When business owners get divorced, their spouses often have a valid claim to a portion of the business’s value as a part of their divorce settlement. If an owner doesn’t approach the divorce process with clear priorities and careful planning, they may lose their business entirely, which is rarely a good outcome.
It comes as a surprise to many people that business’s qualify as personal property, just like a vehicle or a family home, although businesses are much more complex and difficult to value. If you are a business owner with divorce in your future, now is the time to begin building a divorce strategy to help ensure that you protect your priorities and land on your feet once the dust settles.

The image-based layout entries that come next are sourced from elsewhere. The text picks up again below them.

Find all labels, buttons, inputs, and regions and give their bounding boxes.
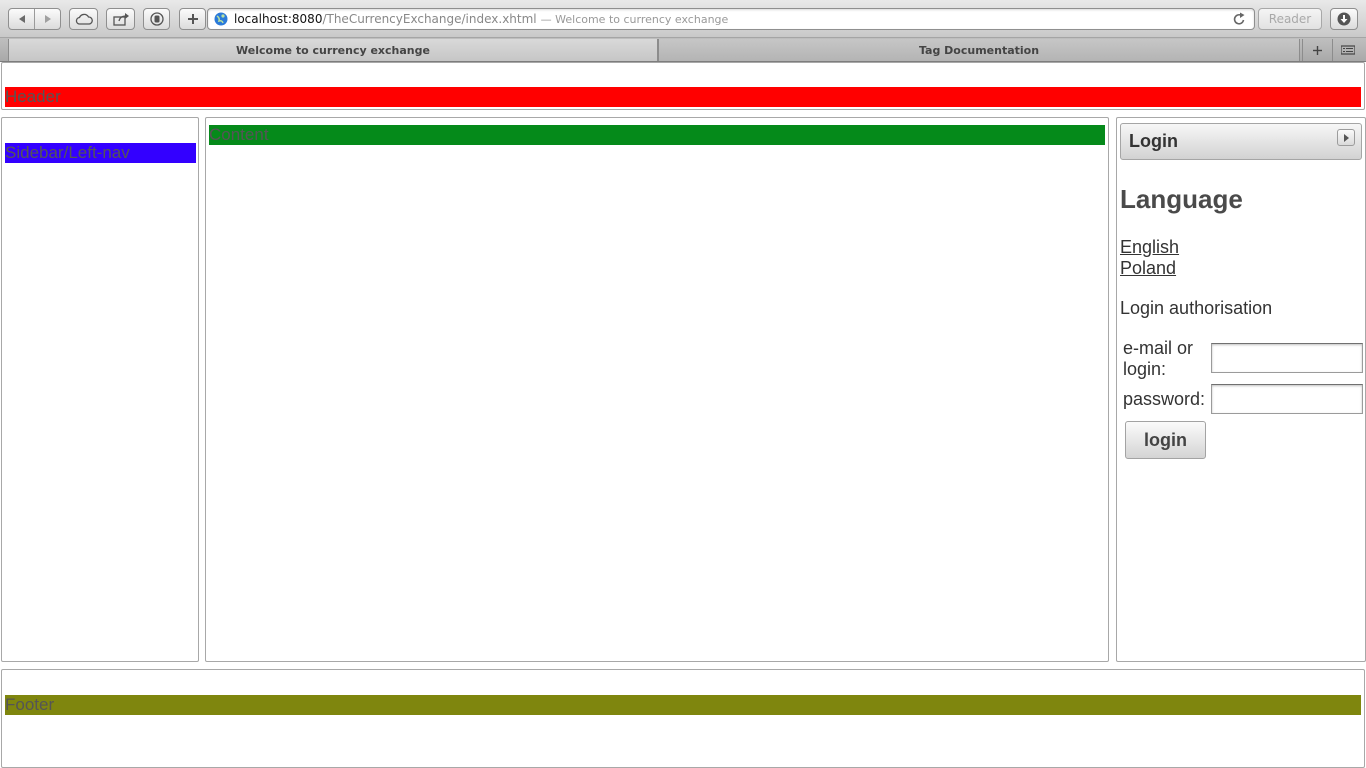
footer-region: Footer [1,669,1365,768]
reload-icon[interactable] [1233,12,1246,26]
forward-arrow-icon [44,15,51,23]
cloud-icon [75,13,93,25]
login-authorisation-title: Login authorisation [1120,298,1273,318]
icloud-tabs-button[interactable] [69,8,98,30]
header-label: Header [5,87,1361,107]
share-button[interactable] [106,8,135,30]
download-icon [1337,12,1351,26]
triangle-right-icon [1343,133,1349,142]
url-page-title: — Welcome to currency exchange [540,12,729,26]
language-link-poland[interactable]: Poland [1120,258,1176,279]
url-host: localhost:8080 [234,12,323,26]
forward-button[interactable] [34,9,60,29]
hand-stop-icon [149,12,164,26]
address-bar[interactable]: localhost:8080/TheCurrencyExchange/index… [207,8,1255,30]
new-bookmark-button[interactable] [179,8,206,30]
globe-icon [214,12,228,26]
login-button[interactable]: login [1125,421,1206,459]
reader-button[interactable]: Reader [1258,8,1322,30]
content-region: Content [205,117,1109,662]
language-heading: Language [1120,184,1243,214]
new-tab-button[interactable] [1302,39,1332,61]
tab-welcome[interactable]: Welcome to currency exchange [8,39,658,61]
sidebar-label: Sidebar/Left-nav [5,143,196,163]
url-path: /TheCurrencyExchange/index.xhtml [322,12,537,26]
sidebar-region: Sidebar/Left-nav [1,117,199,662]
plus-icon [1313,45,1322,55]
footer-label: Footer [5,695,1361,715]
tab-list-button[interactable] [1332,39,1362,61]
back-button[interactable] [9,9,34,29]
back-forward-group [8,8,61,30]
right-panel: Login Language English Poland Login auth… [1116,117,1366,662]
back-arrow-icon [18,15,25,23]
email-field-label: e-mail or login: [1123,338,1194,379]
language-link-english[interactable]: English [1120,237,1179,258]
content-label: Content [209,125,1105,145]
list-icon [1340,45,1355,55]
plus-icon [187,14,198,24]
privacy-button[interactable] [143,8,170,30]
password-field[interactable] [1211,384,1363,414]
tab-bar: Welcome to currency exchange Tag Documen… [0,38,1366,62]
email-field[interactable] [1211,343,1363,373]
tab-tag-documentation[interactable]: Tag Documentation [658,39,1300,61]
downloads-button[interactable] [1330,8,1358,30]
header-region: Header [1,62,1365,110]
login-panel-header[interactable]: Login [1120,123,1362,160]
password-field-label: password: [1123,389,1206,409]
browser-toolbar: localhost:8080/TheCurrencyExchange/index… [0,0,1366,38]
login-panel-title: Login [1129,131,1178,151]
expand-panel-icon[interactable] [1337,129,1355,146]
share-icon [112,12,129,26]
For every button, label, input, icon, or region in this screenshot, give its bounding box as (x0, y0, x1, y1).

Understanding the risks to your business
Businesses come in many different configurations, and not all businesses are worth saving in a divorce settlement. For instance, if your business is a small operation that does not generate much income and does not employ many people, then you may choose to let it go as a casualty of the divorce process.
However, in most cases, a business impacts many people outside of the business owner’s home, such as employees and clients, and may also provide a strong source of income once the divorce finalizes. If you believe that your business is a key part of rebuilding your assets in the next season of life, it is wise to build your divorce strategy with this in mind. If you do not protect your business, it may end up on the chopping block during property division.
Do you have protections established?
Many business owners take the precaution of protecting their property with a prenuptial agreement before they marry, while others do not create these protections or acquire the business after they are already married. If you do not have a prenuptial agreement protecting your property, you must have a plan to keep it secure.
In some instances, courts allow owners to classify a business as separate property, if their spouse is not involved in the operation of the business and if the owner keeps their personal and business finances separate. The more that personal and business finances commingle, the stronger a spouse’s claim to an owner’s business.
Sacrificing other assets
You may find that there is no way to avoid including your business in property division, in which case it is important to understand its complete value. A professional business valuation outlines a business’s worth from many perspectives, giving you a full picture of its strengths and weaknesses and ensuring that you do not over-pay when negotiating a fair settlement.
Even if you must include your business as part of your marital property, you may still find ways keep it intact, such as compensating your spouse with other assets or establishing a structured payment plan to compensate them over time if other assets are not available.
Divorce is complicated, but it doesn’t have to be professionally devastating. The sooner that you build a strong, well planned divorce strategy, the sooner that you can refocus your attention on your personal needs, resting assured that your rights in Illinois remain protected.